El Partido de la Liberación Dominicana ha decidido que el camino sea cuesta arriba. Recientemente escuché al expresidente Danilo Medina afirmar que su partido no se va a aliar con ninguna otra fuerza política. No fue una frase improvisada ni una reacción defensiva. Fue una definición estratégica.

Cuando un político con experiencia habla en esos términos, no está cerrando puertas por capricho. Está trazando límites y deja claro dónde pisa.

Desde esa afirmación se abren dos escenarios, ambos incómodos y ambos reales. De cara a 2028, el Partido de la Liberación Dominicana puede terminar de hundirse o puede validarse como opción propia. No hay zona gris.

O reconstruye una identidad reconocible o queda atrapado en la nostalgia de su pasado reciente, convertido en referencia histórica más que en proyecto político.

Medina entiende que las alianzas no siempre suman. En muchos casos, diluyen. Una eventual unión con la Fuerza del Pueblo implicaría un riesgo evidente: quedar absorbido por un liderazgo fuerte y personalista como el de Leonel Fernández.

Si esa alianza ganara, el PLD correría el peligro de convertirse en socio menor, con poca capacidad de imponer agenda. En política, ganar sin protagonismo también es una forma de perder.

Por eso la decisión de caminar solo no responde a soberbia, sino a supervivencia. El PLD apuesta a fortalecerse hacia adentro, a revisar su estructura, a reconectar con sus bases y a reconstruir un discurso que no suene reciclado.

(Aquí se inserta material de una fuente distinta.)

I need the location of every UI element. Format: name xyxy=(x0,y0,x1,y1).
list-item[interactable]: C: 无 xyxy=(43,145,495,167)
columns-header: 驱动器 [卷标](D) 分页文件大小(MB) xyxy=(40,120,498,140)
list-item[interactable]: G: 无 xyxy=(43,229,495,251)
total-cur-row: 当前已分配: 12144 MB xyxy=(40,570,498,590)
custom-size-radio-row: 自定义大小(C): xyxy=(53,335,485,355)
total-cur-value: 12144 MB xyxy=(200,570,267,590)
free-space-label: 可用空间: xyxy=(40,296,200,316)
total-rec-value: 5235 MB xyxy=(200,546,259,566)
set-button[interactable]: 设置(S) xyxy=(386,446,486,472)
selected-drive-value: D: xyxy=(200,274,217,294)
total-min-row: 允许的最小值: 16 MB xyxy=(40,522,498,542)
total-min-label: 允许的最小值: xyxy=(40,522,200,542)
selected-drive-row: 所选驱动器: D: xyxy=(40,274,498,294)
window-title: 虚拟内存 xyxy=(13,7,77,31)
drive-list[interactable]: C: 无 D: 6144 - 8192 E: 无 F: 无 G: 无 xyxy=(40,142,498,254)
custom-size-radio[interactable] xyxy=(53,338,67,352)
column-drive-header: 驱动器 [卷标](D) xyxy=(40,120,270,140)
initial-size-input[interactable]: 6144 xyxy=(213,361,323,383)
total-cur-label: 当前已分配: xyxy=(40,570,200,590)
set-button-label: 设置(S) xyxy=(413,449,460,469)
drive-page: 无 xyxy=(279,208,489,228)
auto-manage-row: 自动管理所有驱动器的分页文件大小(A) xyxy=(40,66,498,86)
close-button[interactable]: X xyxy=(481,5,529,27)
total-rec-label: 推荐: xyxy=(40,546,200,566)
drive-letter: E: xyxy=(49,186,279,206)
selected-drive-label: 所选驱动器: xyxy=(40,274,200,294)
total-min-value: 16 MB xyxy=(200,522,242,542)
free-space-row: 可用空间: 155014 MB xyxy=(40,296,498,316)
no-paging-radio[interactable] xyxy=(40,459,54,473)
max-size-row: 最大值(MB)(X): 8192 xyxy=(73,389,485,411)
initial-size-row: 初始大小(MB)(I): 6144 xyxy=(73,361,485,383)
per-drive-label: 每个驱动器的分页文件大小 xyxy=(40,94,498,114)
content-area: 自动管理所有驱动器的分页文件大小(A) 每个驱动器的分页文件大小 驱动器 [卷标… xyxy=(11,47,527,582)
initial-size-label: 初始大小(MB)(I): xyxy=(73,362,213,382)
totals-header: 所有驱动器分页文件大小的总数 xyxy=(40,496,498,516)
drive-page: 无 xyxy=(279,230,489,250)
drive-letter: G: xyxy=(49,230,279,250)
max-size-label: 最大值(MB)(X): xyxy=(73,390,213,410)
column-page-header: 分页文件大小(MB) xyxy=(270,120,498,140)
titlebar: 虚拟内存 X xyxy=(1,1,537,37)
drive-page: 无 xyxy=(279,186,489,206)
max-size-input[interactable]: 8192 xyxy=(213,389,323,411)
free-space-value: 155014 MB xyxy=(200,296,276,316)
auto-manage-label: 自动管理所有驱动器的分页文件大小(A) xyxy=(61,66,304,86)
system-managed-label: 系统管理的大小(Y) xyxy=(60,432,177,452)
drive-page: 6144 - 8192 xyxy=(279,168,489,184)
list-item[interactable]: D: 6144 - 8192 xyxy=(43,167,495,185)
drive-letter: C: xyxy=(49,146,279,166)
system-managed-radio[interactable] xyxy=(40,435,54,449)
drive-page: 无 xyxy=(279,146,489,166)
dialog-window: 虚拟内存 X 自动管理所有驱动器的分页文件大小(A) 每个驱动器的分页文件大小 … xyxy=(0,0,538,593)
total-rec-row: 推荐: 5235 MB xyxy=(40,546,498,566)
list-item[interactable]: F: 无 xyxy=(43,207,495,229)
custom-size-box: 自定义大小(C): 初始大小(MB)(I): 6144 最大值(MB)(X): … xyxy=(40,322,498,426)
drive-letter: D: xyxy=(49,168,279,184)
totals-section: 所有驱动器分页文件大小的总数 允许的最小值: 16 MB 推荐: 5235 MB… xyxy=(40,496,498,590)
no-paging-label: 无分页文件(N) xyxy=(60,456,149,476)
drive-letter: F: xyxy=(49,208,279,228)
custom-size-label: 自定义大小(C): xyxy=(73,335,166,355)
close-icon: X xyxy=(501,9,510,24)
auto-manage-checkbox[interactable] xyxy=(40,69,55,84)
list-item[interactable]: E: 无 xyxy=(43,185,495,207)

Es una jugada arriesgada, sin duda. Pero es la única que permite medir su peso real en las urnas sin intermediarios.

El problema es que el escenario electoral sigue siendo confuso. Ninguna fuerza logra proyectarse con claridad. Predomina una especie de empate emocional, donde el desgaste del poder convive con una oposición fragmentada y sin relato común.

En ese vacío, el tiempo se vuelve un actor clave.

Si nada cambia, el Partido Revolucionario Moderno parte con ventaja. El poder suele quedarse donde está cuando enfrente solo hay dudas. El PLD ha decidido no esconderse detrás de nadie. Ahora debe demostrar que todavía sabe caminar con sus propios pies. A veces, en política como en la vida, es preferible perder solo que desaparecer acompañado.